Comment feed for ongoing:Comments feed

From: Fredrik (Oct 07 2007, at 14:22)

I'm pretty sure me and Seibert qualify as Pythonistas (even if I see myself more as a Pythoneer).

Btw, Erlangista Vinoski has tried my stuff on a big machine:

http://steve.vinoski.net/blog/2007/10/07/wide-finder-in-python/

His HTML is a bit broken at the moment, but his findings are top notch.

[link]

From: Hynek (Pichi) Vychodil (Oct 07 2007, at 23:49)
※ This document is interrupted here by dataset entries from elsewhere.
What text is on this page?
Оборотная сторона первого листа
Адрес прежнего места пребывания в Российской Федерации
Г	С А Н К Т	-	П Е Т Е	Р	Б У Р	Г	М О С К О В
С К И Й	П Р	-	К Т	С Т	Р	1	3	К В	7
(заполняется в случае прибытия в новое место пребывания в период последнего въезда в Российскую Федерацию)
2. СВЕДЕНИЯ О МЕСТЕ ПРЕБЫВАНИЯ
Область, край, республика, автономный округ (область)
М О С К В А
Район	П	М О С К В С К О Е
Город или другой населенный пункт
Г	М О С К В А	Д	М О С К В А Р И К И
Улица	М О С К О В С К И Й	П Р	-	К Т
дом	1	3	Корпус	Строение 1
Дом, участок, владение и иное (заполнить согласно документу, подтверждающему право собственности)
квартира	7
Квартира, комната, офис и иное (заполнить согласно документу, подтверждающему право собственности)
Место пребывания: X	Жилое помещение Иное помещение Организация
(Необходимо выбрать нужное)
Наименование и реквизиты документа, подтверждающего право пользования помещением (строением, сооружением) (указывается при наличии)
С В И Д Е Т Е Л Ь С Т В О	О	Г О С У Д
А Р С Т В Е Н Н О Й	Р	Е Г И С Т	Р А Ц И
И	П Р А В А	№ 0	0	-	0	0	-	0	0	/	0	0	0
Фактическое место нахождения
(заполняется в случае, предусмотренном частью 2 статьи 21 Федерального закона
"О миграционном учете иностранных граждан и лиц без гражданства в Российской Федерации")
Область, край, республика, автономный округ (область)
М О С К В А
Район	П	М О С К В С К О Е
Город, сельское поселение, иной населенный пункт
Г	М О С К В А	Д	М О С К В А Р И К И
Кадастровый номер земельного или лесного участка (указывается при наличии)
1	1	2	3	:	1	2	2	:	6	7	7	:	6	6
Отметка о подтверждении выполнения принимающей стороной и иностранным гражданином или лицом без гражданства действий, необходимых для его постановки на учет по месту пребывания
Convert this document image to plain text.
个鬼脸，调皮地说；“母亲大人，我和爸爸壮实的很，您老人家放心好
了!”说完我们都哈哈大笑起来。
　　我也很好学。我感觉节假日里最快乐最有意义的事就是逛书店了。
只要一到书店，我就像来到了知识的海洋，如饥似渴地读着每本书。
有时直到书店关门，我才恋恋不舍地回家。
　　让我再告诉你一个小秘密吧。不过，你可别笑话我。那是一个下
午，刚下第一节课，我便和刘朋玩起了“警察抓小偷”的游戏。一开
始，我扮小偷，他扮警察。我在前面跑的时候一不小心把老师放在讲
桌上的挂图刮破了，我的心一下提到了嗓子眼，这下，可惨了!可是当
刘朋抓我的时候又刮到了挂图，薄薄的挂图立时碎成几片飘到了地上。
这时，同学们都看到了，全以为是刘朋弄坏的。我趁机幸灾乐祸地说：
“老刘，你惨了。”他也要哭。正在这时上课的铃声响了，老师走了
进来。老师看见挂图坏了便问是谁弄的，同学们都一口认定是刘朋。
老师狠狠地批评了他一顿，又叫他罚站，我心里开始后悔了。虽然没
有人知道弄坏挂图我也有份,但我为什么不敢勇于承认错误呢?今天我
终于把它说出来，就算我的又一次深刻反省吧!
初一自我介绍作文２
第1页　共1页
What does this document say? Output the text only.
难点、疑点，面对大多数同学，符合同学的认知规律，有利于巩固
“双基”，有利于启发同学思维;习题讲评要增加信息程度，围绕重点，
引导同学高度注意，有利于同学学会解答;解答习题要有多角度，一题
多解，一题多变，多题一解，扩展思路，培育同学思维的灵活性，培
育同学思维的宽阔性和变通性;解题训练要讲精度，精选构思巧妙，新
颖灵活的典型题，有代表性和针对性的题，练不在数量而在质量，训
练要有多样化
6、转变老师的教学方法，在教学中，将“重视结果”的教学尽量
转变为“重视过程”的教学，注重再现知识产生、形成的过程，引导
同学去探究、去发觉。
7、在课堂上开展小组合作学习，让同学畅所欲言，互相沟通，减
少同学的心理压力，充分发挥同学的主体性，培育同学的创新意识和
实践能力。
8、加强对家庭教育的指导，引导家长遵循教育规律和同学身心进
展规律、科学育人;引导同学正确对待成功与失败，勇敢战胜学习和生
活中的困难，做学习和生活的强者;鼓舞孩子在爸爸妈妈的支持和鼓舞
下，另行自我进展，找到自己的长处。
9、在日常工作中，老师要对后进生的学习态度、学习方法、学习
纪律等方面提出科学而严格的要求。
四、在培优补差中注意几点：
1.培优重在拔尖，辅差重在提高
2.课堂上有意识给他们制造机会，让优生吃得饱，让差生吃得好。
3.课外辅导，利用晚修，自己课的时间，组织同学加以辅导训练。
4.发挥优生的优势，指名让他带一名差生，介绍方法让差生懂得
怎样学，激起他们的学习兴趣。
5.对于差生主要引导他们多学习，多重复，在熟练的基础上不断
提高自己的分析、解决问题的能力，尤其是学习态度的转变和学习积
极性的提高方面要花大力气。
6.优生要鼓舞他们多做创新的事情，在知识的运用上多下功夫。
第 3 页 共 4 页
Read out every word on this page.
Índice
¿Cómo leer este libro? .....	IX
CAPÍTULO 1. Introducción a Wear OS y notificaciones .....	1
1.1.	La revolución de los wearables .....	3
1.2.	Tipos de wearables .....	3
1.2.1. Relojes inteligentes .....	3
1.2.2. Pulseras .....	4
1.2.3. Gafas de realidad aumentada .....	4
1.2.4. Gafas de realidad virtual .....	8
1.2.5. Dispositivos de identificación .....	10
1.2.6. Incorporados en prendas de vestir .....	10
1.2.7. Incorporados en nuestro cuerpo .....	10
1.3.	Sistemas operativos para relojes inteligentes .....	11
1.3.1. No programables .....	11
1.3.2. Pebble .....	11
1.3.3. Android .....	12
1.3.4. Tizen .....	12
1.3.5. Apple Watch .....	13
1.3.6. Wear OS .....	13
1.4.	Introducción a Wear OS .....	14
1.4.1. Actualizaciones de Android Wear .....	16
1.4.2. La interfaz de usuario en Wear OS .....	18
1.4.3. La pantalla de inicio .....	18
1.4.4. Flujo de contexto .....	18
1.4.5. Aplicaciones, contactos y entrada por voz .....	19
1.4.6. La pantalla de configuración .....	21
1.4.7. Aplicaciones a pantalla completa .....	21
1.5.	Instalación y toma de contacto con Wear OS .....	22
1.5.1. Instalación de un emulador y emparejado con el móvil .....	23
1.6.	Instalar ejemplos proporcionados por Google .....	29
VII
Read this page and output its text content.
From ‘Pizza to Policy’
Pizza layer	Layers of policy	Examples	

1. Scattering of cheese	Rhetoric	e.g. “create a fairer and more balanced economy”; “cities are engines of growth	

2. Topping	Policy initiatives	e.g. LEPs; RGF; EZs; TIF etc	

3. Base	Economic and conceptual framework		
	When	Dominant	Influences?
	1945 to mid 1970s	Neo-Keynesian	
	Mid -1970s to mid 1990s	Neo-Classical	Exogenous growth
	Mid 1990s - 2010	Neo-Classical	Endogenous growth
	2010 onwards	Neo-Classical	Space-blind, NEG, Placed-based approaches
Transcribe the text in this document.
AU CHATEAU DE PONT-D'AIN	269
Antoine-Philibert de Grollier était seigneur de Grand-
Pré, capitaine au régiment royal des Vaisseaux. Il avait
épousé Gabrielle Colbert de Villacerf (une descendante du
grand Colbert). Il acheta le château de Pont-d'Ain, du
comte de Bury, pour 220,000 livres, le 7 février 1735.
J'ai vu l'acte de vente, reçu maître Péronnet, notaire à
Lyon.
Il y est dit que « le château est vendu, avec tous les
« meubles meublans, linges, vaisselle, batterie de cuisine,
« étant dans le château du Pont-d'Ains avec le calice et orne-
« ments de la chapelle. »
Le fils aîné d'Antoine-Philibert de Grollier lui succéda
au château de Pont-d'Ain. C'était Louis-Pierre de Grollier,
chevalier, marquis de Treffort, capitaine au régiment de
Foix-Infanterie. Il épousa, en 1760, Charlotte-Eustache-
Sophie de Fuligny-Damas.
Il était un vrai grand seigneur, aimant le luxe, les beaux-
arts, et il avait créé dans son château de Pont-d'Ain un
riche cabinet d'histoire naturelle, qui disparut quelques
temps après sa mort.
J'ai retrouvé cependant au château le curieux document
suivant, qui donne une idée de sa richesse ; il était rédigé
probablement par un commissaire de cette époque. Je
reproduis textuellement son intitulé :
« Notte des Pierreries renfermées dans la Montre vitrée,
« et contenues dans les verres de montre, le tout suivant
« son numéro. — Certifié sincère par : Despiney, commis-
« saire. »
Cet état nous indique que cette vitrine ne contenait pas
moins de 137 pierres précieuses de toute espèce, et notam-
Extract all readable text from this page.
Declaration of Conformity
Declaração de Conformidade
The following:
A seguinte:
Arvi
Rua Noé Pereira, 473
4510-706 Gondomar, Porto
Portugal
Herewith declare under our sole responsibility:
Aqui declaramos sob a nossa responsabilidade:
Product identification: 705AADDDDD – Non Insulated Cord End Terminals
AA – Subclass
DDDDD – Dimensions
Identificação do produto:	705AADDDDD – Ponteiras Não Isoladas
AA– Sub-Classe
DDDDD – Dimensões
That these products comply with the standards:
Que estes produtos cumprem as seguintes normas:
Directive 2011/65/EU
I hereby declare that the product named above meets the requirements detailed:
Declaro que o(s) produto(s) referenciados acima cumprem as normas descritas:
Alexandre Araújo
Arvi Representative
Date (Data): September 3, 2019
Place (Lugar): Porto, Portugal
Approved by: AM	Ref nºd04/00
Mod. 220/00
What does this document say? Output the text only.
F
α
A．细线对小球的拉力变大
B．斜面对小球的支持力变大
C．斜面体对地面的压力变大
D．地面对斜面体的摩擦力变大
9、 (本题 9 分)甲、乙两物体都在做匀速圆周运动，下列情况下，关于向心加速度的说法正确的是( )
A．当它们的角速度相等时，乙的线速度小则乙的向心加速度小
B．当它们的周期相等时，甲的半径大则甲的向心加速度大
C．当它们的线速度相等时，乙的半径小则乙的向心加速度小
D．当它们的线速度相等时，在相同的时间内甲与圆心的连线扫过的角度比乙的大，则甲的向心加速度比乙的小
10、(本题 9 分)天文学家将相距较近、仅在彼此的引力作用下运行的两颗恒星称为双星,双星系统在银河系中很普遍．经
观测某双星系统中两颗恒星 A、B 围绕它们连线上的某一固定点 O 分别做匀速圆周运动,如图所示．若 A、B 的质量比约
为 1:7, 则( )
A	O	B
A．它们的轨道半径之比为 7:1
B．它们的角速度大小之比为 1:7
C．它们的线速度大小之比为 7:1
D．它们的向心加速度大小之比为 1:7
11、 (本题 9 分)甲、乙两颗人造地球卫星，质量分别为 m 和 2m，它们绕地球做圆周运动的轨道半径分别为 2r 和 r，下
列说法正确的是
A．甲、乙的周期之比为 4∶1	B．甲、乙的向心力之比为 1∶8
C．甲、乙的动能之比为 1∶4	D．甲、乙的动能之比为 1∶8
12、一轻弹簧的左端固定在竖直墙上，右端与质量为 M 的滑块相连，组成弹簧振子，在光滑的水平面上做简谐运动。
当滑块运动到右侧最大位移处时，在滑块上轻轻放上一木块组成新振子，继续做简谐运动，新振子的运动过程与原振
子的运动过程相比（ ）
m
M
I'm not sure if I didn't make mistake. We must test binary vs list performance with Caoyuan better. But I think we are both agreed that binary is good solution for starting partitioning of your problem. What is best for finally processing is not clear now.

[link]

From: Fredrik (Oct 08 2007, at 02:17)

(when I wrote my earlier comment, Tim mentioned my work under Erlang ;-)

For the record, Andrew Dalke has followed up on my article with a few more experiments, and an interesting discussion on *why* we're doing this:

http://www.dalkescientific.com/writings/diary/archive/2007/10/07/wide_finder.html

[link]

From: Andrew Dalke (Oct 09 2007, at 17:12)

More specifically, here are my numbers when using Python to analyze 1,000,000 records, on a 2.33GHz MacBook Pro. Using regexps directly on a memory-mapped file makes for clean code and a fast 1.4 sec. With some somewhat ugly code that does simple filtering plus post-processing I can get to 1.0sec. With mxTextTools, a 3rd party Python extension for processing text, I can get down to 0.75sec.

By comparison, your original Ruby takes 2.3sec, the parallel Ruby code at http://dark.fhtr.org/wf/wf_p.rb (linked by Ilmari Heikkinen) takes 1.69sec and the C code wf3.c available from http://fhtr.blogspot.com/2007/10/wide-finder-c.html takes 1.23sec.

(All times on the same machine. Not connected to an outlet. Reporting best of two, but so far all times for a program run have been close to each other.)

Why is the Python code faster than the C code? I think it's because Python implements a better text search, both in the regexp engine and in the string ops, than that one-off C code. The Python times <= 1 second use Boyer-Moore variants.

[link]

From: Alastair Rankine (Oct 09 2007, at 19:53)

Hey Tim, as long as you're collecting implementations, my 42-line C++ version is here:

http://girtby.net/archives/2007/10/9/wide-finder-in-c

No attempt to make it concurrent... yet.